Published by the Boston Globe
WASHINGTON – A little-noticed provision in a new federal education law requires high schools to provide names, addresses, and phone numbers of students to military recruiters. Schools that refuse to comply face losing federal education funding under the Elementary and Secondary Education Act.
We opposed it primarily on privacy grounds, that students or parents should be able to control access to directory information, such as names, addresses, ages. That information shouldn’t be sent out to military recruiters unless parents want it sent out.
Christopher Anders, legislative counsel for the American Civil Liberties Union Under the rule, part of the No Child Left Behind Act signed earlier this year, Pentagon recruiters are entitled to students’ contact information unless parents opt out of sharing the data, a requirement that has alarmed civil libertarians and school administrators.
”We don’t wish to appear antimilitary. The military is a great first step out of high school for a lot of kids, and it is a fine career for some people,” said Bruce Hunter, a lobbyist for the American Association of School Administrators.
Nevertheless, the association opposed the provision because it took discretion away from local school boards. ”We weren’t happy because we’re a big local control outfit.”
The law also requires high schools to allow military recruiters the same campus access as administrators give to colleges and job recruiters. Some schools, including those in San Francisco and Portland, Ore., had refused military recruiters access to their campuses on the grounds that the Pentagon discriminated against gays and lesbians.
Education Secretary Rod Paige sent a letter last month to school administrators explaining the new regulations. Department spokesman Jim Bradshaw said the rationale for the rule was that the military ”felt this was needed to boost recruitment.”
Major Sandy Troeber, a Defense Department spokeswoman, said the rules were ”brought about by congressional support for military recruiting efforts.” The Selective Service already requires men in the United States to register for the draft within 30 days of their 18th birthday.
But a fact sheet provided by the Pentagon said that the cost of recruiting had doubled in the past decade and that ”access to students can significantly reduce the costs of recruiting.”
The Pentagon had been trying for years to insert the recruitment provisions into education legislation to counter what they saw as a lack of cooperation from some high schools, according to lobbyists and congressional aides. But this year the education bill was so loaded with other contentious issues, such as school vouchers, funding matters, and testing standards, that lawmakers who might have fought the new recruitment rules had their energies focused on other provisions.
”It wasn’t on anybody’s radar. It was buried so deep in the legislation,” said Kathleen Lyons, spokeswoman for the National Education Association. The group has only recently begun studying the issue and hasn’t yet taken a position on it, she said.

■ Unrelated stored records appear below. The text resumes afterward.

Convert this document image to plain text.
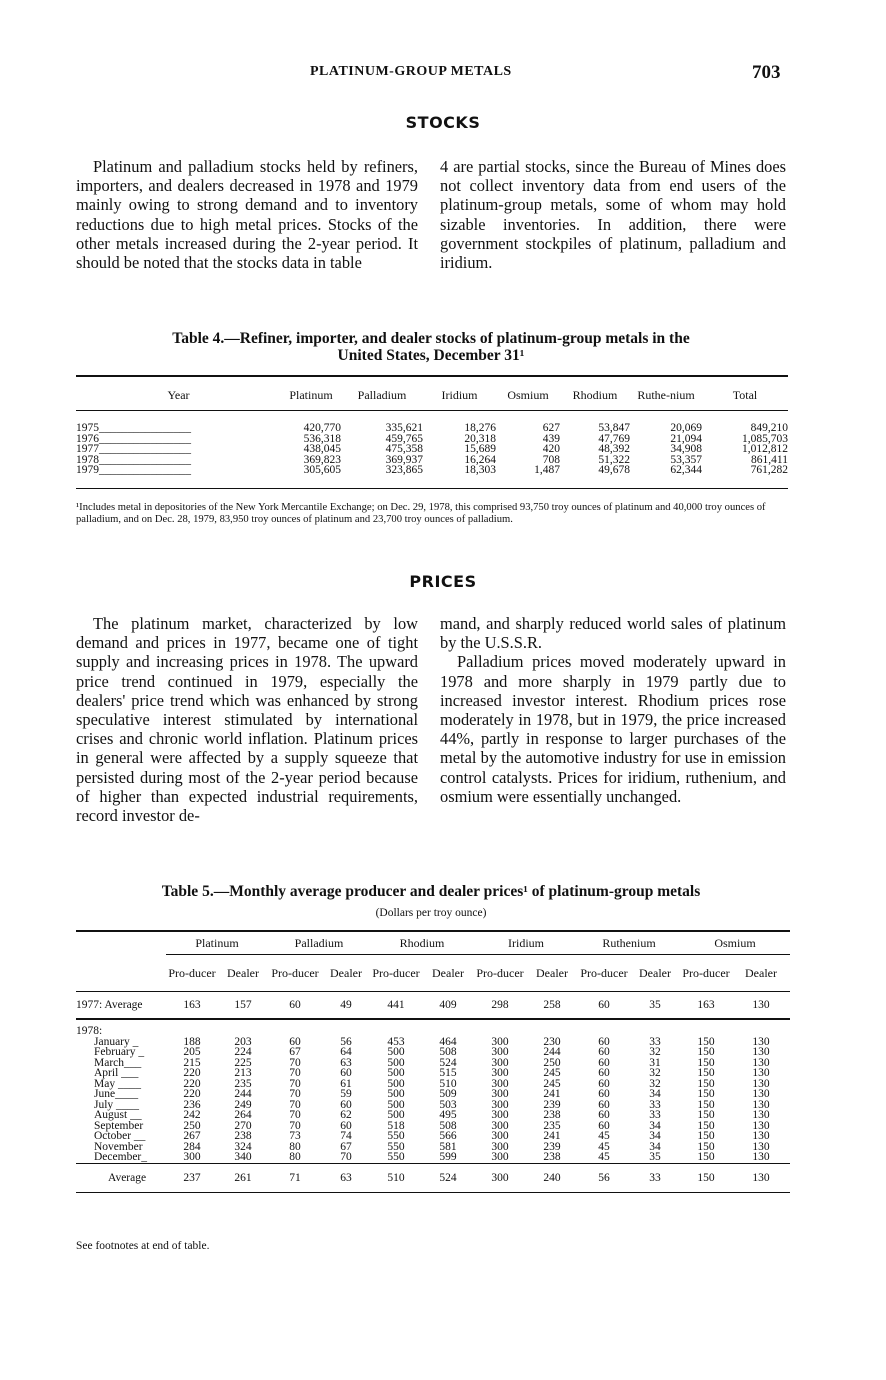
PLATINUM-GROUP METALS	703
STOCKS

Platinum and palladium stocks held by refiners, importers, and dealers decreased in 1978 and 1979 mainly owing to strong demand and to inventory reductions due to high metal prices. Stocks of the other metals increased during the 2-year period. It should be noted that the stocks data in table

4 are partial stocks, since the Bureau of Mines does not collect inventory data from end users of the platinum-group metals, some of whom may hold sizable inventories. In addition, there were government stockpiles of platinum, palladium and iridium.

Table 4.—Refiner, importer, and dealer stocks of platinum-group metals in the
United States, December 31¹
Year	Platinum	Palladium	Iridium	Osmium	Rhodium	Ruthe-nium	Total

1975________________	420,770	335,621	18,276	627	53,847	20,069	849,210
1976________________	536,318	459,765	20,318	439	47,769	21,094	1,085,703
1977________________	438,045	475,358	15,689	420	48,392	34,908	1,012,812
1978________________	369,823	369,937	16,264	708	51,322	53,357	861,411
1979________________	305,605	323,865	18,303	1,487	49,678	62,344	761,282
¹Includes metal in depositories of the New York Mercantile Exchange; on Dec. 29, 1978, this comprised 93,750 troy ounces of platinum and 40,000 troy ounces of palladium, and on Dec. 28, 1979, 83,950 troy ounces of platinum and 23,700 troy ounces of palladium.
PRICES

The platinum market, characterized by low demand and prices in 1977, became one of tight supply and increasing prices in 1978. The upward price trend continued in 1979, especially the dealers' price trend which was enhanced by strong speculative interest stimulated by international crises and chronic world inflation. Platinum prices in general were affected by a supply squeeze that persisted during most of the 2-year period because of higher than expected industrial requirements, record investor de-

mand, and sharply reduced world sales of platinum by the U.S.S.R.

Palladium prices moved moderately upward in 1978 and more sharply in 1979 partly due to increased investor interest. Rhodium prices rose moderately in 1978, but in 1979, the price increased 44%, partly in response to larger purchases of the metal by the automotive industry for use in emission control catalysts. Prices for iridium, ruthenium, and osmium were essentially unchanged.

Table 5.—Monthly average producer and dealer prices¹ of platinum-group metals
(Dollars per troy ounce)
	Platinum		Palladium		Rhodium		Iridium		Ruthenium		Osmium	
	Pro-ducer	Dealer	Pro-ducer	Dealer	Pro-ducer	Dealer	Pro-ducer	Dealer	Pro-ducer	Dealer	Pro-ducer	Dealer
1977: Average	163	157	60	49	441	409	298	258	60	35	163	130
1978:												
January _	188	203	60	56	453	464	300	230	60	33	150	130
February _	205	224	67	64	500	508	300	244	60	32	150	130
March___	215	225	70	63	500	524	300	250	60	31	150	130
April ___	220	213	70	60	500	515	300	245	60	32	150	130
May ____	220	235	70	61	500	510	300	245	60	32	150	130
June____	220	244	70	59	500	509	300	241	60	34	150	130
July ____	236	249	70	60	500	503	300	239	60	33	150	130
August __	242	264	70	62	500	495	300	238	60	33	150	130
September	250	270	70	60	518	508	300	235	60	34	150	130
October __	267	238	73	74	550	566	300	241	45	34	150	130
November	284	324	80	67	550	581	300	239	45	34	150	130
December_	300	340	80	70	550	599	300	238	45	35	150	130
Average	237	261	71	63	510	524	300	240	56	33	150	130
See footnotes at end of table.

Senator Edward M. Kennedy, a Democrat of Massachusetts and a major negotiator on the Leave No Child Behind Act, had fought successfully for several years to keep the military recruitment rules out of education bills, but couldn’t win the battle this year, especially since bigger education issues were dominating the debate, Hunter said. Senator Tim Hutchinson, Republican of Arkansas, engineered the inclusion of the new language, said a Kennedy staffer.
”All this provision does is provide military recruiters with the same access to directory information that colleges currently enjoy,” Kennedy said in a statement.
Civil libertarians are concerned about the rule nonetheless.
”We opposed it primarily on privacy grounds, that students or parents should be able to control access to directory information, such as names, addresses, ages,” said Christopher Anders, legislative counsel for the American Civil Liberties Union. ”That information shouldn’t be sent out to military recruiters unless parents want it sent out.”
Under federal privacy laws, schools generally must have written permission from parents or students to release any information about a student’s education record, according to the Education Department. Exceptions include handing records over to a transfer school, to law enforcement in some cases, and to officials who need the information in cases of health or safety emergencies.
Schools may release what is called ”directory information,” such as names, addresses, phone numbers, and date and place of birth, but they must also give parents the option of refusing disclosure of their child’s information. Schools can decide on their own whether to provide the directory information to outside individuals or organizations.
The difference under the new rule is that schools will not have the discretion to refuse to provide such information to the military; they must provide the information to recruiters and allow them on campus at the Pentagon’s request.
Groups such as the American Friends Service Committee and the Central Committee for Conscientious Objectors, an antimilitary draft organization, have been fielding complaints about the new rules, but are not sure whether they can successfully challenge them, especially in the environment created by the Sept. 11, 2001, terror attacks. Analysts are looking at whether the rules violate existing privacy law, said Oscar Castro, an AFSC official.
Jill Wynns, president of the San Francisco Board of Education, said the board’s attorneys are looking at the law to see whether the Bay Area school system can keep any part of its current written policy, which prohibits military recruiters from coming on campus and bars the release of any student information to military recruiters ”or anyone who asks for it.”
”We are very upfront about being biased in favor of higher education. We’re telling our kids, `go to college, go to college,”’ said Wynns, adding that schools do not allow businesses to recruit on campuses, either. The military has not yet asked for students’ contact information, but recruiters have demanded and recently been given access to San Francisco high schools for the first time in 12 years, she said.